In the MBTI system I consistently typed as an INTP(Ti,Ne) and was convinced that my type directly translated over from that system for quite a while, until I finally came to reason and saw the vast differences between the two proposed types. It was at this time that I settled upon the INTj type, whose description fit me much more accurately than the INTp description--so I simply assumed that I was in error to some extent over what it means to be a rational or irrational type; it was clear to me that I was either an INTj or an ENTp, although there's the problematic instance of me not particularly enjoying large company at all.

What clinched it, though barely as the ambiguity of my choice is represented by my previous statement in this topic, was my staunch belief in justice and hatred of hypocrisy; such beliefs seemed to exmeplify what I had come to understand what a rational thoughts were: assessments of right/wrong.

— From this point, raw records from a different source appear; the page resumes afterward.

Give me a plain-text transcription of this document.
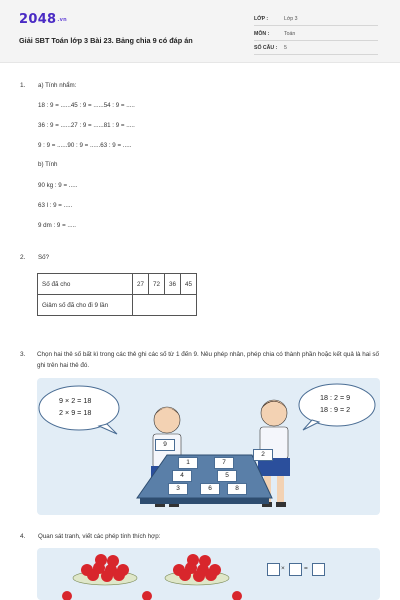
2048.vn
Giải SBT Toán lớp 3 Bài 23. Bảng chia 9 có đáp án
LỚP :	Lớp 3
MÔN :	Toán
SỐ CÂU : 5
1. a) Tính nhẩm:
18 : 9 = ......45 : 9 = ......54 : 9 = .....
36 : 9 = ......27 : 9 = ......81 : 9 = .....
9 : 9 = ......90 : 9 = ......63 : 9 = .....
b) Tính
90 kg : 9 = .....
63 l : 9 = .....
9 dm : 9 = .....
2. Số?
Số đã cho	27	72	36	45
Giảm số đã cho đi 9 lần				
3. Chọn hai thẻ số bất kì trong các thẻ ghi các số từ 1 đến 9. Nêu phép nhân, phép chia có thành phần hoặc kết quả là hai số ghi trên hai thẻ đó.
9 × 2 = 18
2 × 9 = 18
18 : 2 = 9
18 : 9 = 2
9
2
1	7
4	5
3	6	8
4. Quan sát tranh, viết các phép tính thích hợp:
×	=
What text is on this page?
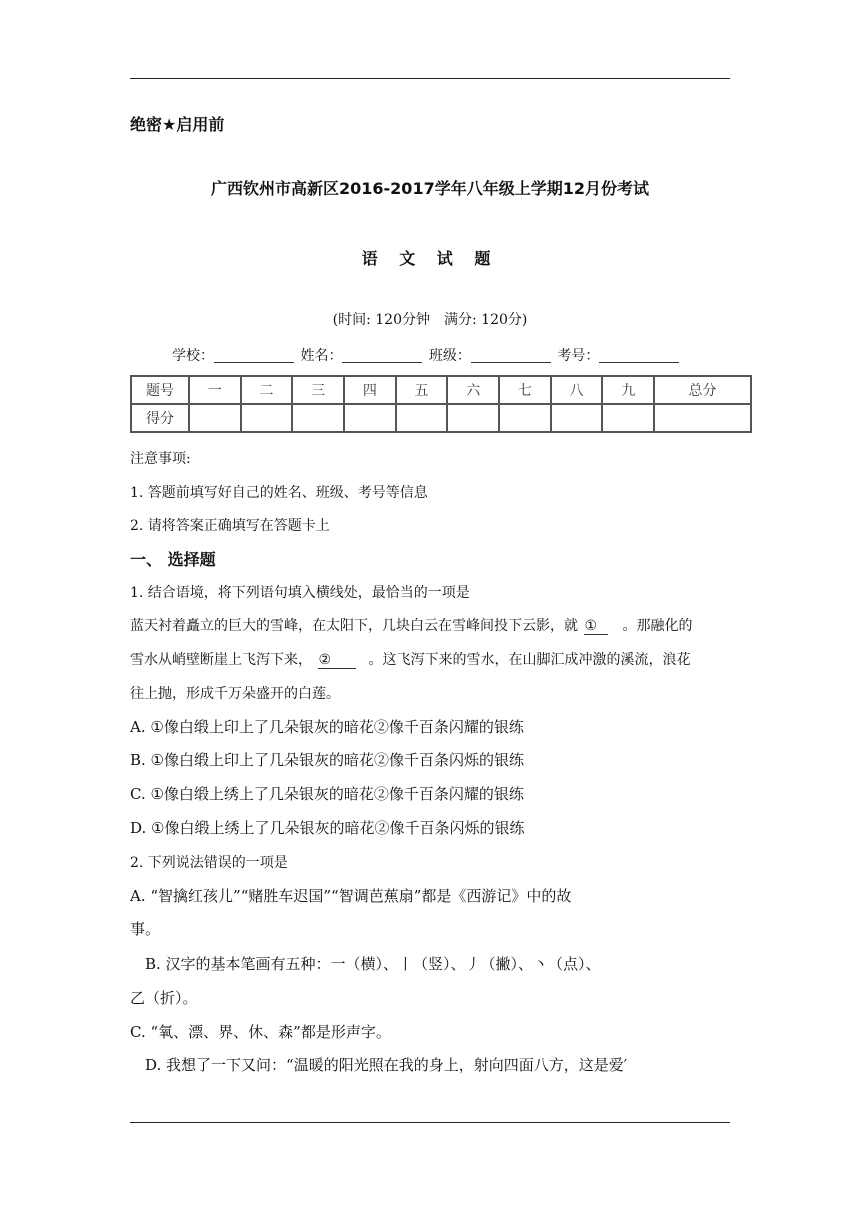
绝密★启用前
广西钦州市高新区2016-2017学年八年级上学期12月份考试
语 文 试 题
(时间: 120分钟　满分: 120分)
学校：	姓名：	班级：	考号：
题号	一	二	三	四	五	六	七	八	九	总分
得分										
注意事项:
1. 答题前填写好自己的姓名、班级、考号等信息
2. 请将答案正确填写在答题卡上
一、 选择题
1. 结合语境，将下列语句填入横线处，最恰当的一项是
蓝天衬着矗立的巨大的雪峰，在太阳下，几块白云在雪峰间投下云影，就 ① 。那融化的
雪水从峭壁断崖上飞泻下来， ②	。这飞泻下来的雪水，在山脚汇成冲激的溪流，浪花
往上抛，形成千万朵盛开的白莲。
A. ①像白缎上印上了几朵银灰的暗花②像千百条闪耀的银练
B. ①像白缎上印上了几朵银灰的暗花②像千百条闪烁的银练
C. ①像白缎上绣上了几朵银灰的暗花②像千百条闪耀的银练
D. ①像白缎上绣上了几朵银灰的暗花②像千百条闪烁的银练
2. 下列说法错误的一项是
A. “智擒红孩儿”“赌胜车迟国”“智调芭蕉扇”都是《西游记》中的故
事。
B. 汉字的基本笔画有五种：一（横）、丨（竖）、丿（撇）、丶（点）、
乙（折）。
C. “氧、漂、界、休、森”都是形声字。
D. 我想了一下又问：“温暖的阳光照在我的身上，射向四面八方，这是爱′
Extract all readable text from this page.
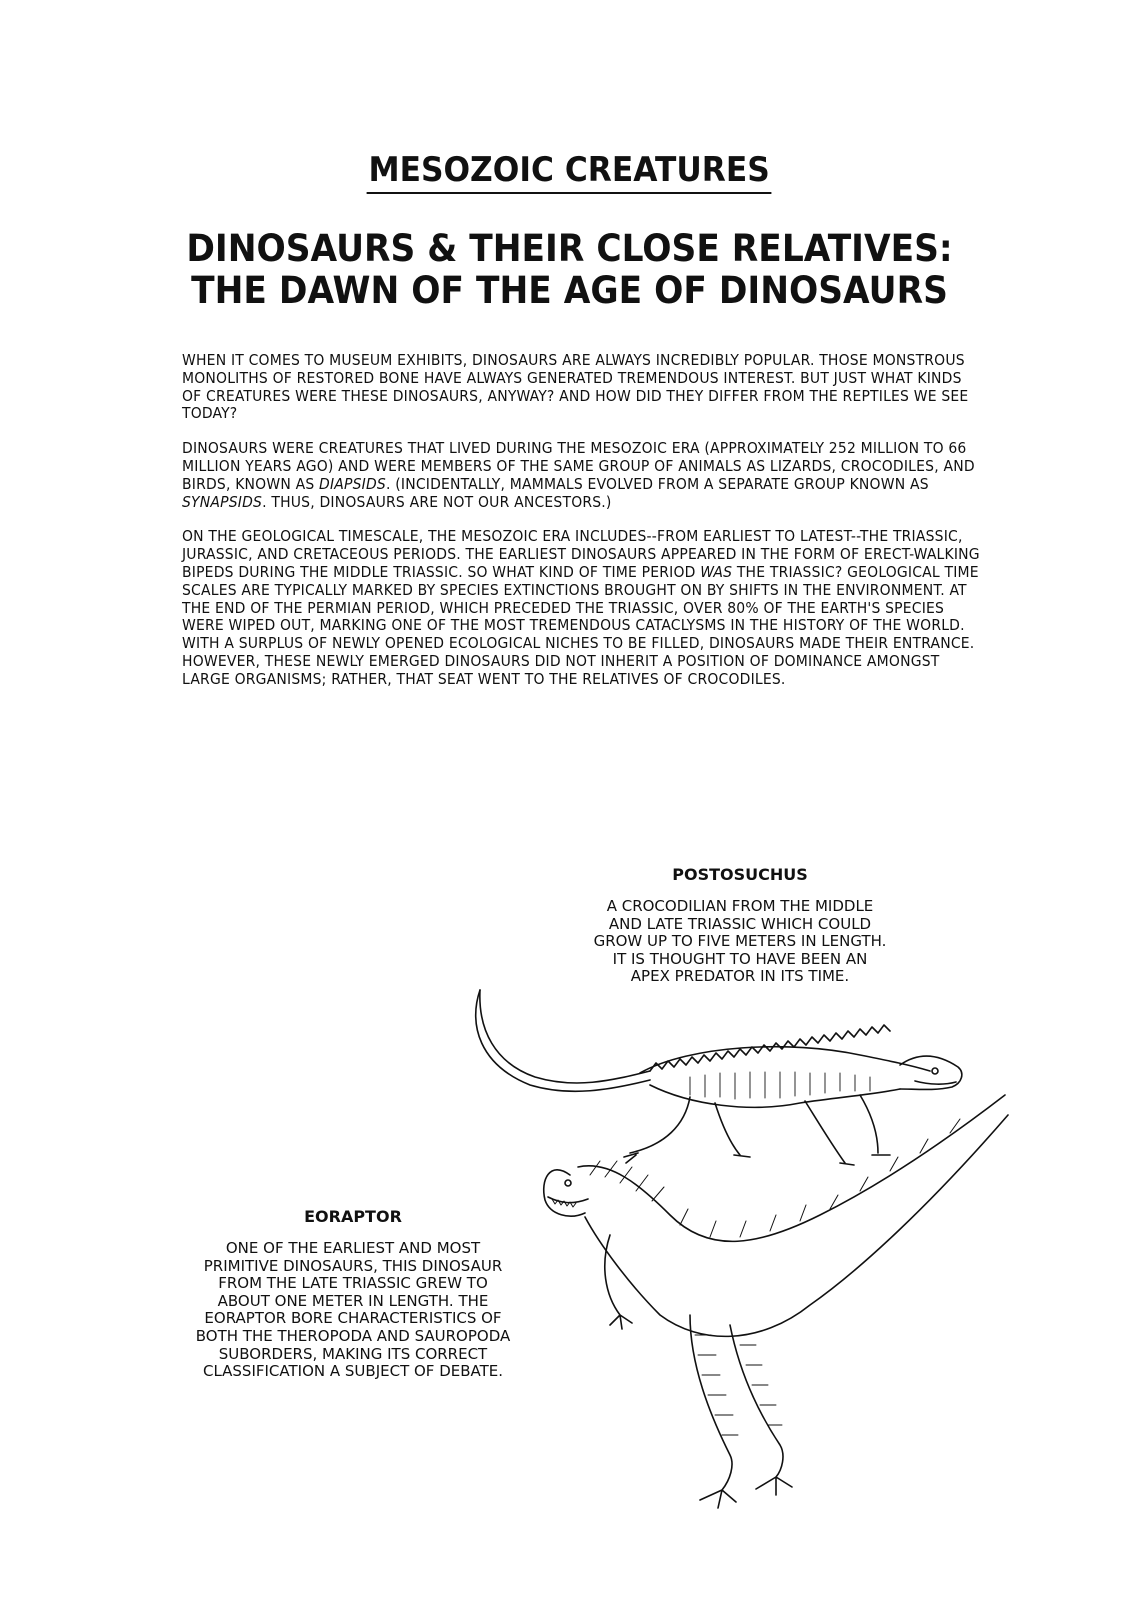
MESOZOIC CREATURES
DINOSAURS & THEIR CLOSE RELATIVES:
THE DAWN OF THE AGE OF DINOSAURS

WHEN IT COMES TO MUSEUM EXHIBITS, DINOSAURS ARE ALWAYS INCREDIBLY POPULAR. THOSE MONSTROUS MONOLITHS OF RESTORED BONE HAVE ALWAYS GENERATED TREMENDOUS INTEREST. BUT JUST WHAT KINDS OF CREATURES WERE THESE DINOSAURS, ANYWAY? AND HOW DID THEY DIFFER FROM THE REPTILES WE SEE TODAY?

DINOSAURS WERE CREATURES THAT LIVED DURING THE MESOZOIC ERA (APPROXIMATELY 252 MILLION TO 66 MILLION YEARS AGO) AND WERE MEMBERS OF THE SAME GROUP OF ANIMALS AS LIZARDS, CROCODILES, AND BIRDS, KNOWN AS DIAPSIDS. (INCIDENTALLY, MAMMALS EVOLVED FROM A SEPARATE GROUP KNOWN AS SYNAPSIDS. THUS, DINOSAURS ARE NOT OUR ANCESTORS.)

ON THE GEOLOGICAL TIMESCALE, THE MESOZOIC ERA INCLUDES--FROM EARLIEST TO LATEST--THE TRIASSIC, JURASSIC, AND CRETACEOUS PERIODS. THE EARLIEST DINOSAURS APPEARED IN THE FORM OF ERECT-WALKING BIPEDS DURING THE MIDDLE TRIASSIC. SO WHAT KIND OF TIME PERIOD WAS THE TRIASSIC? GEOLOGICAL TIME SCALES ARE TYPICALLY MARKED BY SPECIES EXTINCTIONS BROUGHT ON BY SHIFTS IN THE ENVIRONMENT. AT THE END OF THE PERMIAN PERIOD, WHICH PRECEDED THE TRIASSIC, OVER 80% OF THE EARTH'S SPECIES WERE WIPED OUT, MARKING ONE OF THE MOST TREMENDOUS CATACLYSMS IN THE HISTORY OF THE WORLD. WITH A SURPLUS OF NEWLY OPENED ECOLOGICAL NICHES TO BE FILLED, DINOSAURS MADE THEIR ENTRANCE. HOWEVER, THESE NEWLY EMERGED DINOSAURS DID NOT INHERIT A POSITION OF DOMINANCE AMONGST LARGE ORGANISMS; RATHER, THAT SEAT WENT TO THE RELATIVES OF CROCODILES.

POSTOSUCHUS
A CROCODILIAN FROM THE MIDDLE
AND LATE TRIASSIC WHICH COULD
GROW UP TO FIVE METERS IN LENGTH.
IT IS THOUGHT TO HAVE BEEN AN
APEX PREDATOR IN ITS TIME.
EORAPTOR
ONE OF THE EARLIEST AND MOST
PRIMITIVE DINOSAURS, THIS DINOSAUR
FROM THE LATE TRIASSIC GREW TO
ABOUT ONE METER IN LENGTH. THE
EORAPTOR BORE CHARACTERISTICS OF
BOTH THE THEROPODA AND SAUROPODA
SUBORDERS, MAKING ITS CORRECT
CLASSIFICATION A SUBJECT OF DEBATE.
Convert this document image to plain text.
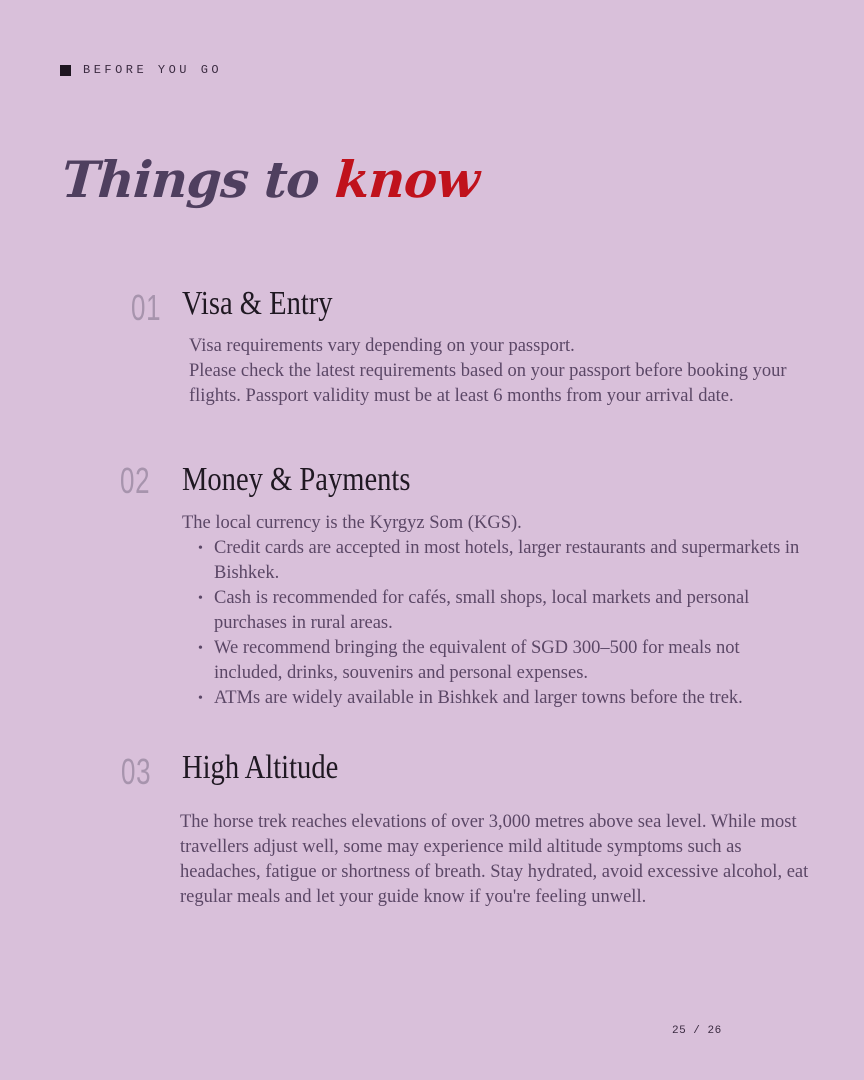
BEFORE YOU GO
Things to know
01 Visa & Entry

Visa requirements vary depending on your passport.

Please check the latest requirements based on your passport before booking your flights. Passport validity must be at least 6 months from your arrival date.

02 Money & Payments

The local currency is the Kyrgyz Som (KGS).

• Credit cards are accepted in most hotels, larger restaurants and supermarkets in Bishkek.
• Cash is recommended for cafés, small shops, local markets and personal purchases in rural areas.
• We recommend bringing the equivalent of SGD 300–500 for meals not included, drinks, souvenirs and personal expenses.
• ATMs are widely available in Bishkek and larger towns before the trek.
03 High Altitude

The horse trek reaches elevations of over 3,000 metres above sea level. While most travellers adjust well, some may experience mild altitude symptoms such as headaches, fatigue or shortness of breath. Stay hydrated, avoid excessive alcohol, eat regular meals and let your guide know if you're feeling unwell.

25 / 26
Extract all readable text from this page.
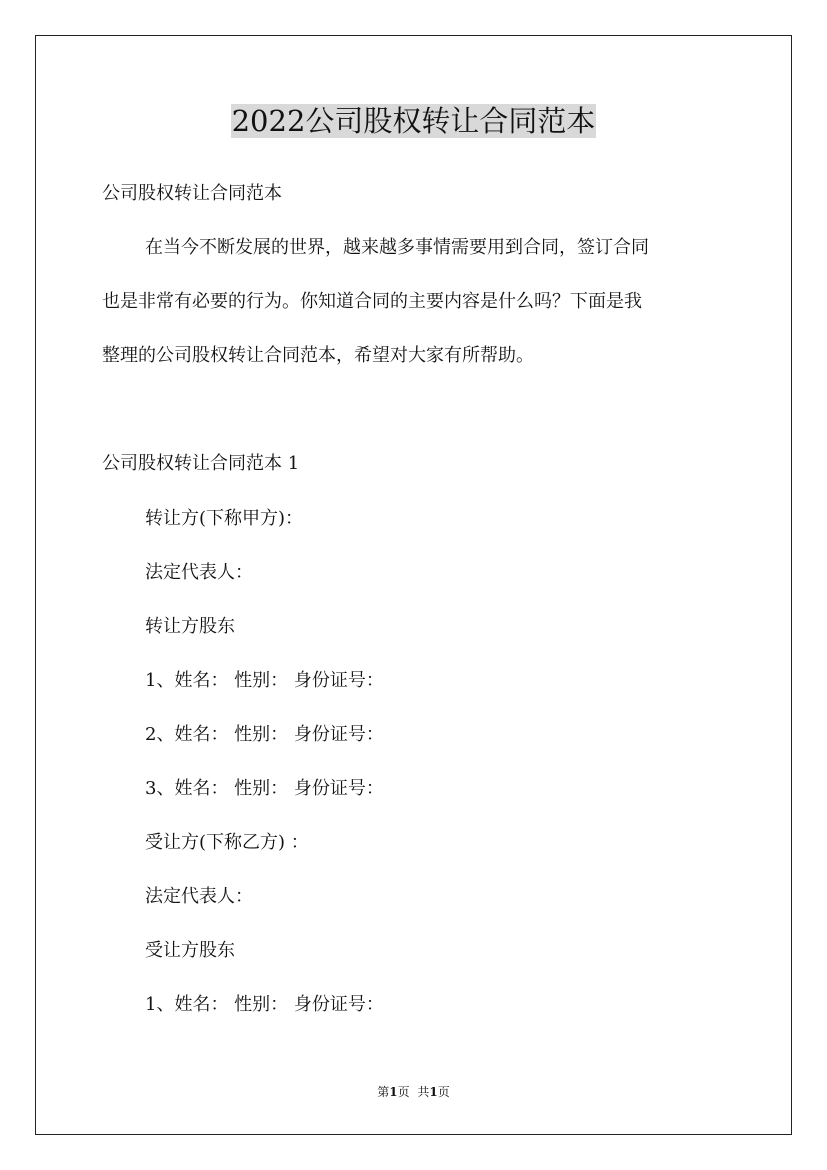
2022公司股权转让合同范本
公司股权转让合同范本
在当今不断发展的世界，越来越多事情需要用到合同，签订合同
也是非常有必要的行为。你知道合同的主要内容是什么吗？下面是我
整理的公司股权转让合同范本，希望对大家有所帮助。
公司股权转让合同范本 1
转让方(下称甲方)：
法定代表人：
转让方股东
1、姓名： 性别： 身份证号：
2、姓名： 性别： 身份证号：
3、姓名： 性别： 身份证号：
受让方(下称乙方) ：
法定代表人：
受让方股东
1、姓名： 性别： 身份证号：
第1页 共1页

There's also my neurotic tendency towards generosity that I've fought since I was a child as I believed it invoked in my a suscetibility towards irrationlity and thus rendering me unable to percieve reality objectively; I attribute this, currently, to Fi as my role function, and the induction of this into my psyche as a result of my INFj grandfather and ISFj father.

I hope that makes sense, I tend to get tongue-tied when talking about myself for some reason; I'm not particularly talented at the art of self-reflection.

As for the matter of what I tested as on Socionic tests: everytime I tested as INTp conscious type, INTj unconscious type.